The irony is: I love clean and cozy spaces. I crave them. But when it’s time to maintain them, something in me rebels. Cleaning feels exhausting. Like a waste of energy I might need for some future emergency. I think, “Why bother? It’ll just get messy again.” Or, “You don’t deserve a nice space. You’re just going to ruin it.”
And yet, every time I do clean — something in me lifts. I get energy back. My thoughts settle. My body relaxes. So I know the voice telling me it’s pointless is lying. But that doesn’t stop it from being loud.
Right now, there are a hundred things that need doing around this property. Laundry. Dishes. Vacuuming. Cleaning out the melted freezer in the garage from last year’s power outage. Organizing the barn. Fixing the gazebo roof. Rebuilding the front driveway bridge. Setting up rain barrels. Going through my grandpa’s storage. The list goes on.
But none of it is really about chores.
It’s about agency. Safety. Legacy. Trying to prove — to myself, to my parents, to some invisible jury — that I can hold something together. That I can stay.
Because honestly, I don’t know if my parents can. I suspect they need to sell this place. They won’t talk about it. Maybe they can’t. I don’t push too hard, because I know what it’s like to feel like your whole world might fall apart if someone asks the wrong question.
And I feel this pressure to save them. But I don’t know how. I don’t even know what I’d be saving them from. Is this just my imagination? Am I projecting? Is everyone actually fine?
They say they are. Most of the time, they seem fine. But something underneath feels... off. Like we’re all living on borrowed time.
I feel stuck between two lives — the one where I stay and help, and the one where I go and build something of my own. But even that assumes I know how to build anything. That I know how to start. That I can untangle my life from theirs long enough to find out.

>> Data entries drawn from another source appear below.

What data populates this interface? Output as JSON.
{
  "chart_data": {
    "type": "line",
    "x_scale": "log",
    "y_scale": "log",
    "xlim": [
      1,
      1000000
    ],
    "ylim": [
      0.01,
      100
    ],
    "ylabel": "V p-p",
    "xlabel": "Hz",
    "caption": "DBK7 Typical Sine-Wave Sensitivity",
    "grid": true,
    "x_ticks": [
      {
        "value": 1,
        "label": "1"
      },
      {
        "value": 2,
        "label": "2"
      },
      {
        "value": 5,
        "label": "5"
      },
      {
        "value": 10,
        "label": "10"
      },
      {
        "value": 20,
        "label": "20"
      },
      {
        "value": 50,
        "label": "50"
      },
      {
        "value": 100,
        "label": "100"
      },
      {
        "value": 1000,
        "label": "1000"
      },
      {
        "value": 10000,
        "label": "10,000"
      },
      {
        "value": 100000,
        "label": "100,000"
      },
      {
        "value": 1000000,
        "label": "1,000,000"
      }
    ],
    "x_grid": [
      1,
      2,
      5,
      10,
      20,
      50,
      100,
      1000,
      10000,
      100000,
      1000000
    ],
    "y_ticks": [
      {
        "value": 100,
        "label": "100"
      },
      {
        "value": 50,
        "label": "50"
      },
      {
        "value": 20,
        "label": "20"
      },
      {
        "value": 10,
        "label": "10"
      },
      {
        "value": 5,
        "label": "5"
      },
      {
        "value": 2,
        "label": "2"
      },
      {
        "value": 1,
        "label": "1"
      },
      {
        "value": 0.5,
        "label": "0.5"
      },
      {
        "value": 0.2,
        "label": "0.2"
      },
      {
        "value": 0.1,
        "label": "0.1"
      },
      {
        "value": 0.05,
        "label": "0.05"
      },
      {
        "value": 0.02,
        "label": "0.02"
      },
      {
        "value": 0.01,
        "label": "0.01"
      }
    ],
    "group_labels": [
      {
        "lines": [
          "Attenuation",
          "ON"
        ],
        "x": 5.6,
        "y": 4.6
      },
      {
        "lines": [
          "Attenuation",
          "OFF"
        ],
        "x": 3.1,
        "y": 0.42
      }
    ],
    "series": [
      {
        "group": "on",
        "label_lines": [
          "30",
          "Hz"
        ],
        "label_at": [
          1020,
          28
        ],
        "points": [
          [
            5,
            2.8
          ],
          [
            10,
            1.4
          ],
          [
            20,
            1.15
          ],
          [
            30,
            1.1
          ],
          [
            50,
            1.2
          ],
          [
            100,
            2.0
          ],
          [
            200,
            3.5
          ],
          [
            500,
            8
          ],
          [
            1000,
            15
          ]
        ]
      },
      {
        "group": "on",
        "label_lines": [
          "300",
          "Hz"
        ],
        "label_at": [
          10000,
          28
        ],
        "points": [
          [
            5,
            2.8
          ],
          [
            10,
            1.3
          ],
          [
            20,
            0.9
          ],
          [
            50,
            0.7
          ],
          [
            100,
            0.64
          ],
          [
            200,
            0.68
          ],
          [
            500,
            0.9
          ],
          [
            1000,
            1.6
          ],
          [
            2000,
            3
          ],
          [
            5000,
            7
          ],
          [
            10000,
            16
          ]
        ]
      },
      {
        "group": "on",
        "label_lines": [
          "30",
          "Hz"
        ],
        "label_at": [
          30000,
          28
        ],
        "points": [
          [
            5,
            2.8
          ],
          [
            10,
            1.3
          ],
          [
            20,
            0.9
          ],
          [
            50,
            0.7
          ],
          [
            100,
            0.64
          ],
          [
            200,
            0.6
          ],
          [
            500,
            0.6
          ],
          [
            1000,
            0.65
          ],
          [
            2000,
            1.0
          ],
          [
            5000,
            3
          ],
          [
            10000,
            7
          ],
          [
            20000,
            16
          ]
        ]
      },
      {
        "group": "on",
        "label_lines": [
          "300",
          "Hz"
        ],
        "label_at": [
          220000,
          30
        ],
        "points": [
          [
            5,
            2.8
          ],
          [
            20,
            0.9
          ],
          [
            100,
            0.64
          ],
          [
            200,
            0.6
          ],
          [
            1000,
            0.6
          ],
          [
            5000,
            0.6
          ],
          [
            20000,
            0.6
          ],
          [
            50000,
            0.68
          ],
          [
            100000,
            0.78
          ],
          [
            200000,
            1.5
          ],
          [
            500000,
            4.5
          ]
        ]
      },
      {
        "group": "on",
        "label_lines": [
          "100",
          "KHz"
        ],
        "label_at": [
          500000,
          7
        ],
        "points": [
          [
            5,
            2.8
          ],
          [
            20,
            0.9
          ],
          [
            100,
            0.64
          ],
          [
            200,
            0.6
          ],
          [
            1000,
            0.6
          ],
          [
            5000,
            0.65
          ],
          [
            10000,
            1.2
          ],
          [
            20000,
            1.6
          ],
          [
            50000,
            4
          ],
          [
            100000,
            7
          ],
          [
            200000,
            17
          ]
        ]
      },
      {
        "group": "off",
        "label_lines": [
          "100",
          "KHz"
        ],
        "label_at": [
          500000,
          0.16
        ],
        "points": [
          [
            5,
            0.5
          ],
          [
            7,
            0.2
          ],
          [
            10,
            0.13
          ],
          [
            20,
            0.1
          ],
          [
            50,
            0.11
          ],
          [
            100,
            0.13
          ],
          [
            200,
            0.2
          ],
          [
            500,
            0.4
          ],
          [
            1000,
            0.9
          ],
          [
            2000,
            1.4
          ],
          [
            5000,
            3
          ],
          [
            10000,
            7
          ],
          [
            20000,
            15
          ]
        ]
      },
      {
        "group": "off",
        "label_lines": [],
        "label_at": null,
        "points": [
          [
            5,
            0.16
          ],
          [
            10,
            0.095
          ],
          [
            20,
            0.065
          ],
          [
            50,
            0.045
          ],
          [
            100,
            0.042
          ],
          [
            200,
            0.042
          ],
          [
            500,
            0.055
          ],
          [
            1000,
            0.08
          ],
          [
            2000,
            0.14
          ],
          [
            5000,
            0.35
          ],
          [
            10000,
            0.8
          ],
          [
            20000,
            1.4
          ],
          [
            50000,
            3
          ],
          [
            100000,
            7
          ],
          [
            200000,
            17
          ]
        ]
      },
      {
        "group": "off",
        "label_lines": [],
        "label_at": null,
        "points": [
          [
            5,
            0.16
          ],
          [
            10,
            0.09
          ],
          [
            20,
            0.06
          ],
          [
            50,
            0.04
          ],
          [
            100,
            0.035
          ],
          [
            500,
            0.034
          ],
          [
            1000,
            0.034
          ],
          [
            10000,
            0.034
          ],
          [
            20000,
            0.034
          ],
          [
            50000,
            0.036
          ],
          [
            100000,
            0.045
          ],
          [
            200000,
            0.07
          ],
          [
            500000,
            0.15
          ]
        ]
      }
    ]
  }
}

There’s guilt, too. Deep guilt. For all the money they’ve spent on me — on school, therapy, treatments, a failed concrete company they handed to me as some kind of MBA-by-fire. And I fumbled it. I cracked under pressure. I overspent. I didn’t show up. I failed.
And still, they didn’t give up on me.
How do you pay that back?
I don’t know. I’m 29 and still figuring out how to do my own taxes. I don’t own any real assets. I’m not good at working for other people. And I’ve been a financial dependent for so long that I don’t even know where I end and their support begins.
But I want to learn. I want to earn a life I can be proud of. I want to stop muddying the spaces I live in. I want to clean the fridge. Fix the gazebo. Organize the barn. Not just for them — but for me.
Because maybe I can build something. Maybe I can stay.
And maybe, just maybe, it won’t fall apart this time.